Fixed-Size Extreme Learning Machines Through Simulated Annealing

Abstract

Extreme learning machines (ELMs) are an interesting alternative to multilayer perceptrons because ELMs, in practice, require the optimization only of the number of hidden neurons by grid-search with cross-validation. Nevertheless, a large number of hidden neurons obtained after training is a significant drawback for the effective usage of such classifiers. In order to overcome this drawback, we propose a new approach to prune hidden layer neurons and achieve a fixed-size hidden layer without affecting the classifier’s accuracy and even improving it. The main idea is to leave out non-relevant or very similar neurons to others that are not necessary to achieve a simplified, yet accurate, model.
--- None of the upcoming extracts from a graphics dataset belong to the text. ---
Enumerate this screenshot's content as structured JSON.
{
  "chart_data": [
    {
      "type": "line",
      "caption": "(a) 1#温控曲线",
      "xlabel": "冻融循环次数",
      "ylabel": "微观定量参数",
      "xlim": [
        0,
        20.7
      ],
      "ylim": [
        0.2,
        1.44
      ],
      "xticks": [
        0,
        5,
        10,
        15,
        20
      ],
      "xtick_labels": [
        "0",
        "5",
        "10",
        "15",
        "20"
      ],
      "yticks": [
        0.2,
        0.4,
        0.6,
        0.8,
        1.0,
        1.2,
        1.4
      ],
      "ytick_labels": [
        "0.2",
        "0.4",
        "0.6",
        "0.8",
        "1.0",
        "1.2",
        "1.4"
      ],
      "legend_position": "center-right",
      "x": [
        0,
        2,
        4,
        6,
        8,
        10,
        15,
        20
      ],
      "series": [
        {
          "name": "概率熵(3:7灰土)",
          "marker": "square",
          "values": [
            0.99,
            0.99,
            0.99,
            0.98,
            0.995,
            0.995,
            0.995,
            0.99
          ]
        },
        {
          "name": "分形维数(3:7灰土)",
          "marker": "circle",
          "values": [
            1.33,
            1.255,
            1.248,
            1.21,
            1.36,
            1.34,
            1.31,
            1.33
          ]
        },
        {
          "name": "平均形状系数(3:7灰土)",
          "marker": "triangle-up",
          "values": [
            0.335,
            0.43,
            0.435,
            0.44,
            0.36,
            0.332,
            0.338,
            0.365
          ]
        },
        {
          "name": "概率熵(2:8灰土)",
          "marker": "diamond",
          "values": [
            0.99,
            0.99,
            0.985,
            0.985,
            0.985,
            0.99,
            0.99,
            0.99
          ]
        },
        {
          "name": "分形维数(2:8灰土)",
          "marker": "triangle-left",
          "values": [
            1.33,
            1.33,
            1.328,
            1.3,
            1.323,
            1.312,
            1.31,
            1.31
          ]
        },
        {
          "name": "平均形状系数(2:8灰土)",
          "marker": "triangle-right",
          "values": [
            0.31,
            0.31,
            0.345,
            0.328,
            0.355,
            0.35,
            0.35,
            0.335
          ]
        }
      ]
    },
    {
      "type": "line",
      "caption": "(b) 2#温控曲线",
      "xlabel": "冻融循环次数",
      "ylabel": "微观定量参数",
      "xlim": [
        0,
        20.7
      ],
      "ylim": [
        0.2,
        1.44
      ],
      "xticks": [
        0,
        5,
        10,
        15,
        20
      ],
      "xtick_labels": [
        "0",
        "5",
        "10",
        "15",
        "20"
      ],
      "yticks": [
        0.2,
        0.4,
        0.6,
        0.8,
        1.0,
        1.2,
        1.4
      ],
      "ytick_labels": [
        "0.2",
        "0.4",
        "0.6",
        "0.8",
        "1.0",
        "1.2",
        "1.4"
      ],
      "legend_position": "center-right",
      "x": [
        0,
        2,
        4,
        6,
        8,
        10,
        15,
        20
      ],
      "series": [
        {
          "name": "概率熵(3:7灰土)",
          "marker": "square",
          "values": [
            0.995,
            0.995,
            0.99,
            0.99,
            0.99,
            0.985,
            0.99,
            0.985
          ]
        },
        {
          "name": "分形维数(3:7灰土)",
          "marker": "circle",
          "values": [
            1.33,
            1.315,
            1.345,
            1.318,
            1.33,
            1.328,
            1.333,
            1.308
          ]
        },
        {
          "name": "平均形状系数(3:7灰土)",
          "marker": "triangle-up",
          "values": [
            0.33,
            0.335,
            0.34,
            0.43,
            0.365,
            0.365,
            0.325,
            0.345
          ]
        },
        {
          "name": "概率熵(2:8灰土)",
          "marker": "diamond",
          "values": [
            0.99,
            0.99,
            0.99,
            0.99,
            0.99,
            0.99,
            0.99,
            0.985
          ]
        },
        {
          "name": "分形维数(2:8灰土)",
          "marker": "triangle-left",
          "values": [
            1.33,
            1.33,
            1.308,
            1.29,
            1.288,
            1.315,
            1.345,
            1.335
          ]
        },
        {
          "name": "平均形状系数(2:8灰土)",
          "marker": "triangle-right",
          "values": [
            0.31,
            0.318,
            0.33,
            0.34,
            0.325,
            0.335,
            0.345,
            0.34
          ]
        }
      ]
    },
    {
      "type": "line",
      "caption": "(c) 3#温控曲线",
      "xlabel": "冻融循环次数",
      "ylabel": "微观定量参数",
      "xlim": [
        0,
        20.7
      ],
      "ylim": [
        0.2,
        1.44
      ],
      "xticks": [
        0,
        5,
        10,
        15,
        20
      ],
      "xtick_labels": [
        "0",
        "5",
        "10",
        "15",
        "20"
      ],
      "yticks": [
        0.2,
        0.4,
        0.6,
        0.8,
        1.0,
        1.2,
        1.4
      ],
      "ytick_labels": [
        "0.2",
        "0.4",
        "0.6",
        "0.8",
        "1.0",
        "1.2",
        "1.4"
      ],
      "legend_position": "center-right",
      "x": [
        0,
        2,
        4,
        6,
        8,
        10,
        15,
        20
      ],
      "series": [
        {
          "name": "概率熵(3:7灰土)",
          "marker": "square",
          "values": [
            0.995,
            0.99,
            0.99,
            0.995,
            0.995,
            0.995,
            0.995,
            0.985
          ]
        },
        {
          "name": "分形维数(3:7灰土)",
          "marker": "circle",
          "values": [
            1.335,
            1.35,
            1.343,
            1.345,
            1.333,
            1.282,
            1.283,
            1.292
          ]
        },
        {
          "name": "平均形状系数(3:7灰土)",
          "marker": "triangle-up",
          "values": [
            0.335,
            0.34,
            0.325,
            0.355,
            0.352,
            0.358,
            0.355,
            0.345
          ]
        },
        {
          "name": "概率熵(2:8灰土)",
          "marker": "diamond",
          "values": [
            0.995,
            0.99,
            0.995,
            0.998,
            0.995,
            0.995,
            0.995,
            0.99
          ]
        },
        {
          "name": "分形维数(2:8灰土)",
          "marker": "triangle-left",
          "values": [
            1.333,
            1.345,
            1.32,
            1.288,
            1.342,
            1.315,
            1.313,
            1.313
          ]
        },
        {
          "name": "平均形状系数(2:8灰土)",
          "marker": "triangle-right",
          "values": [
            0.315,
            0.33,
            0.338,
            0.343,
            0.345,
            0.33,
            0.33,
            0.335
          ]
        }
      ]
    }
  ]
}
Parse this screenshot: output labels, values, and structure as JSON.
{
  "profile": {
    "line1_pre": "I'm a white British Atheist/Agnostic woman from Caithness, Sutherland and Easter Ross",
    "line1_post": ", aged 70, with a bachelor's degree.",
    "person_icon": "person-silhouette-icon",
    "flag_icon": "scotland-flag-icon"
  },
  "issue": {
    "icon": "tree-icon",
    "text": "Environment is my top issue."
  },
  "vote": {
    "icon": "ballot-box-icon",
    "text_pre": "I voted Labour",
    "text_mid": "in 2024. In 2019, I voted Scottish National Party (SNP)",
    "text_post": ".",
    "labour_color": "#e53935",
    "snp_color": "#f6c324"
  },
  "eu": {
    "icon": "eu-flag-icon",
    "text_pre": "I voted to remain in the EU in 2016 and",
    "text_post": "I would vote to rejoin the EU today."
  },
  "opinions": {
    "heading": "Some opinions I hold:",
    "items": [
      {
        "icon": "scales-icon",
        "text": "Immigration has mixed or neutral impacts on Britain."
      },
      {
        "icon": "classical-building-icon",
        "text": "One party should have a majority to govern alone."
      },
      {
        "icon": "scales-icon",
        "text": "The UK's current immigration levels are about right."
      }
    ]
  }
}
In our proposal, differently from previous works based on genetic algorithms and simulated annealing, we choose only a subset of those neurons generated at random to belong to the hidden layer without weight adjustment or increasing of the hidden neurons. In this work, we compare our proposal called simulated annealing for pruned ELM (SAP-ELM) with pruning methods named optimally pruned ELM, genetic algorithms for pruning ELM and sparse Bayesian ELM. On the basis of our experiments, we can state that SAP-ELM is a promising alternative for classification tasks. We highlight that as our proposal achieves fixed-size models, it can help to solve problems where the memory consuming is crucial, such as embeded systems, and helps to control the maximum size that the models must reach after the training process.